Voilà les seuls mots qu’ils s’échangent chaque matin. Voilà à quoi se résume la relation frère-sœur désormais. Voilà à quoi rime une vie de famille. Il n’y a plus rien d’autre. Il n’y a plus de regard espiègle. Il n’y a plus aucun sourire pour illuminer le foyer à longueur de journée. Il n’y a plus l’envie de critiquer les voisins et bien souvent les invités après qu’ils ont tourné le dos. Il n’y a plus de « comment tu vas ce matin ? » Il n’y a plus de « j’ai croisé ton ami, hier soir à la boulangerie », il n’y a plus de « tu me passes le numéro de ta copine la française ? » Il n’y a plus de « rend-toi à l’évidence, grand frère : tu ne peux pas avoir toutes les filles de ce monde » ; il n’y a plus rien de tout cela. La fraternité n’existe plus.

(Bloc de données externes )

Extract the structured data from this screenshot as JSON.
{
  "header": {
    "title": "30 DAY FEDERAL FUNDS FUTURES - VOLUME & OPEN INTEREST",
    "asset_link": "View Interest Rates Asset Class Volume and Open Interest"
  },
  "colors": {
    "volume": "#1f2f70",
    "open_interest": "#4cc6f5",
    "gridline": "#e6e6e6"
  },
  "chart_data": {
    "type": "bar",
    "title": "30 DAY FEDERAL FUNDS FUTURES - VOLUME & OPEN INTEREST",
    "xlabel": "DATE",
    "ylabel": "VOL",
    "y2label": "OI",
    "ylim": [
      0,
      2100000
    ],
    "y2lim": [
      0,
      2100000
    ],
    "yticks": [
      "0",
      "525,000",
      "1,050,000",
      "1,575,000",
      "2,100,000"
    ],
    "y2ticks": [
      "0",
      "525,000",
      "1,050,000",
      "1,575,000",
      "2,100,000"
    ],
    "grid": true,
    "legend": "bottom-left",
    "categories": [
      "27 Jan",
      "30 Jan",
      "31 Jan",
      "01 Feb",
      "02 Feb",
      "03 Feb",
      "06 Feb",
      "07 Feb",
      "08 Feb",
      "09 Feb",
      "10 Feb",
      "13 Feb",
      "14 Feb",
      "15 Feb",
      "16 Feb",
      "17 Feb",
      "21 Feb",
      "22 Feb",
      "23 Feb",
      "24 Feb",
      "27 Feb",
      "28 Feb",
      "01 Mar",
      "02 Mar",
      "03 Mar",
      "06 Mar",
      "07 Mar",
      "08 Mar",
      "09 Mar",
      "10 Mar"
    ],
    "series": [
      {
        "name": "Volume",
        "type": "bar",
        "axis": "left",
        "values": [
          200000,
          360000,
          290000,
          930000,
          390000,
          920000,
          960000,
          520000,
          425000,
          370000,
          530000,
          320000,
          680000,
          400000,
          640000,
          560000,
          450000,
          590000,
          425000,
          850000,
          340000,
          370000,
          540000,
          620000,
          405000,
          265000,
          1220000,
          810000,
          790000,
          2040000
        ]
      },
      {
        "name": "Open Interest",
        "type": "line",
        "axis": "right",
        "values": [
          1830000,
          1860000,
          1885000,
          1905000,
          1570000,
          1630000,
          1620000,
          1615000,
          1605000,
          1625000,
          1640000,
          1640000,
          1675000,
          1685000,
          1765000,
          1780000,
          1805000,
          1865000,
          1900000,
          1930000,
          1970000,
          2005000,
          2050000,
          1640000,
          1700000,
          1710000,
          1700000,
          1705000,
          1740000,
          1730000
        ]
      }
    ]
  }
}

Mahmoud a pleuré dans sa chambre avant de partir. Peut-être ne reconnait-il pas la personne qui se trouvait en face de lui, dans cette glace ; peut-être ne s’identifie-t-il pas à elle. Malgré la quantité de peinture qui recouvre son visage, malgré l’habilité dans le travail de sa petite sœur, malgré toute la volonté qu’elle y a mise : Mahmoud dégage l’odeur de la mort. Il semble se promener dans l’ombre du chevalier pâle. C’est pour cela qu’à peine qu’il a tourné le dos, Asmâa s’est rendue dans sa chambre, à la recherche d’un éventuel dernier mot qu’il lui aurait laissé. Elle a mis le bazar dans son placard. Elle s’est investie à défaire son lit, à retourner sa buanderie, à étudier le contenu de sa poubelle. Elle n’a rien trouvé. Elle se dit que ce n’est pas le bon jour, que c’est surement pour celui d’après, ou du surlendemain ; elle croit, dur comme fer, que son grand-frère ne va pas passer la semaine. Qui donne donc à ceux qui donnent ? Qui offre donc son appui à celui qui offre volontiers le sien ? Personne, c’est pour cela que Mahmoud, qui a choisi de mener une existence altruiste, sait que le psychologue se sent souvent plus seul que la personne qui se trouve sur le fauteuil d’en face. C’est pour cela que vivre pour écouter les autres, seulement les autres, est un sacrifice. Reste à le faire avec amour.